Table_1_Development and Validation of a Nomogram for Differentiating Combined Hepatocellular Cholangiocarcinoma From Intrahepatic Cholangiocarcinoma.docx (76.29 kB)
Download file

Table_1_Development and Validation of a Nomogram for Differentiating Combined Hepatocellular Cholangiocarcinoma From Intrahepatic Cholangiocarcinoma.docx

Download (76.29 kB)
dataset
posted on 09.12.2020, 05:12 authored by Tao Wang, Wanxiang Wang, Jinfu Zhang, Xianwei Yang, Shu Shen, Wentao Wang
Objectives

To establish a nomogram based on preoperative laboratory study variables using least absolute shrinkage and selection operator (LASSO) regression for differentiating combined hepatocellular cholangiocarcinoma (cHCC) from intrahepatic cholangiocarcinoma (iCCA).

Methods

We performed a retrospective analysis of iCCA and cHCC patients who underwent liver resection. Blood signatures were established using LASSO regression, and then, the clinical risk factors based on the multivariate logistic regression and blood signatures were combined to establish a nomogram for a differential preoperative diagnosis between iCCA and cHCC. The differential accuracy ability of the nomogram was determined by Harrell’s index (C-index) and decision curve analysis, and the results were validated using a validation set. Furthermore, patients were categorized into two groups according to the optimal cut-off values of the nomogram-based scores, and their survival differences were assessed using Kaplan-Meier curves.

Results

A total of 587 patients who underwent curative liver resection for iCCA or cHCC between January 2008 and December 2017 at West China Hospital were enrolled in this study.

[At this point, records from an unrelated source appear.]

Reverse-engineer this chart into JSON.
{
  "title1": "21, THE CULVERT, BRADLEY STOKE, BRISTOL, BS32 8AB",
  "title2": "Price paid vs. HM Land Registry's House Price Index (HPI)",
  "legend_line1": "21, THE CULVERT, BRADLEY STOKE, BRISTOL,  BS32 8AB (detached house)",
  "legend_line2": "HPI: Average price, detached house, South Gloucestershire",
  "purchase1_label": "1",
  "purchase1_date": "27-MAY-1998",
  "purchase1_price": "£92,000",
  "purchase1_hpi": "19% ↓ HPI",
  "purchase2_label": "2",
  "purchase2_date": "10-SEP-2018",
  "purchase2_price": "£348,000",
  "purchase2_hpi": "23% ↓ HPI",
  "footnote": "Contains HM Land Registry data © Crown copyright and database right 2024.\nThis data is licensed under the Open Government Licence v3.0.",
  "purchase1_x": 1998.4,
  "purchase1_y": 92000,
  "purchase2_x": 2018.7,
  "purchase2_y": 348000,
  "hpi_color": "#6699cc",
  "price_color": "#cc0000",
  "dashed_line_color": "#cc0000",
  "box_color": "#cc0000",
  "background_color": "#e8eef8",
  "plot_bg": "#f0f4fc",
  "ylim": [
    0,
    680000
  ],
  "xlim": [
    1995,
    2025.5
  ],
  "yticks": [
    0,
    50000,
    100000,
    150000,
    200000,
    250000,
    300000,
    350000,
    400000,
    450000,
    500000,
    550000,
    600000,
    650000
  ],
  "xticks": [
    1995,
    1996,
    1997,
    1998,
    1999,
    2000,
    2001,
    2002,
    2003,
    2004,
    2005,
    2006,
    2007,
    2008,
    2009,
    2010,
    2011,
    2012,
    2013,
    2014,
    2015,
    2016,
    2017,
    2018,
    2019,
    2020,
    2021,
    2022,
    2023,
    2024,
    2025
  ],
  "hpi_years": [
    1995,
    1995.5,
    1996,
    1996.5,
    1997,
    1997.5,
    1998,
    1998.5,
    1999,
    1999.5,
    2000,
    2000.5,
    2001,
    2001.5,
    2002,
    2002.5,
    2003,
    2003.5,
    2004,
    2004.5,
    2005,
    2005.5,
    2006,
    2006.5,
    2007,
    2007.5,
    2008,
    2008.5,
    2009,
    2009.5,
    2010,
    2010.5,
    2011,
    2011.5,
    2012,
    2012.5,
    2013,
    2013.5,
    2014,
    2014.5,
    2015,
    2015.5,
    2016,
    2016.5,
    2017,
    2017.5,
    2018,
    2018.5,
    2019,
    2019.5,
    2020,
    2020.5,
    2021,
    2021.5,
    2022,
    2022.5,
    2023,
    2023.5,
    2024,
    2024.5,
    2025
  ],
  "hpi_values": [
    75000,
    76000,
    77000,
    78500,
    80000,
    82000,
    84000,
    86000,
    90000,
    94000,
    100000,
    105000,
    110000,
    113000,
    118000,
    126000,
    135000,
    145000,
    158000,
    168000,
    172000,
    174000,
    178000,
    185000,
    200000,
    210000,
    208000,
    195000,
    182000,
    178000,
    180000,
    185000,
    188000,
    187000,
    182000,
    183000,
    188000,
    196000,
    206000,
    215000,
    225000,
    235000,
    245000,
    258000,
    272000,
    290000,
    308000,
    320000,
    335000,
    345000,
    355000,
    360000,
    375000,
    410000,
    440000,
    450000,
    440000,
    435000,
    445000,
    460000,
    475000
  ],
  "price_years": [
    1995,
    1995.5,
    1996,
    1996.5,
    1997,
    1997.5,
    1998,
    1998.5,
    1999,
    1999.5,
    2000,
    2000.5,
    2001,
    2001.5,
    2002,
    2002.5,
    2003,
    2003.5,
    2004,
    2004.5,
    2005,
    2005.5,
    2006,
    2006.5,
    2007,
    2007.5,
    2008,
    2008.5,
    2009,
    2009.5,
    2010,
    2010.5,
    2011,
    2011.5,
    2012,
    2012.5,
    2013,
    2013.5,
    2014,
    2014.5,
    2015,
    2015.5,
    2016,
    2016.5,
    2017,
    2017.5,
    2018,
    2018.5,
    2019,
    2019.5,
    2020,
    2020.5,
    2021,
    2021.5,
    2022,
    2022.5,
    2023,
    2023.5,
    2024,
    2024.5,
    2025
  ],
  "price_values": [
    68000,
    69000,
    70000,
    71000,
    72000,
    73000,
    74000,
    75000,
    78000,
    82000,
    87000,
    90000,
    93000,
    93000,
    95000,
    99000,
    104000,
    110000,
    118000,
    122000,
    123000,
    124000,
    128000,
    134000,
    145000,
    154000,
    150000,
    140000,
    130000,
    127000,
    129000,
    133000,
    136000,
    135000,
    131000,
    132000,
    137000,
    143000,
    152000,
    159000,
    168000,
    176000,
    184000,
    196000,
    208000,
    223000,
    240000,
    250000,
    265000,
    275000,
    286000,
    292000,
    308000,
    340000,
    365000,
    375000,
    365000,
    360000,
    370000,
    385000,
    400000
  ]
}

The cHCC score was based on the personalized levels of the seven laboratory study variables. On multivariate logistic analysis, the independent factors for distinguishing cHCC were age, sex, biliary duct stones, and portal hypertension, all of which were incorporated into the nomogram combined with the cHCC-score. The nomogram had a good discriminating capability, with a C-index of 0.796 (95% CI, 0.752–0.840). The calibration plot for distinguishing cHCC from iCCA showed optimal agreement between the nomogram prediction and actual observation in the training and validation sets. The decision curves indicated significant clinical usefulness.

Conclusion

The nomogram showed good accuracy for the differential diagnosis between iCCA and cHCC preoperatively, and therapeutic decisions would improve if it was applied in clinical practice.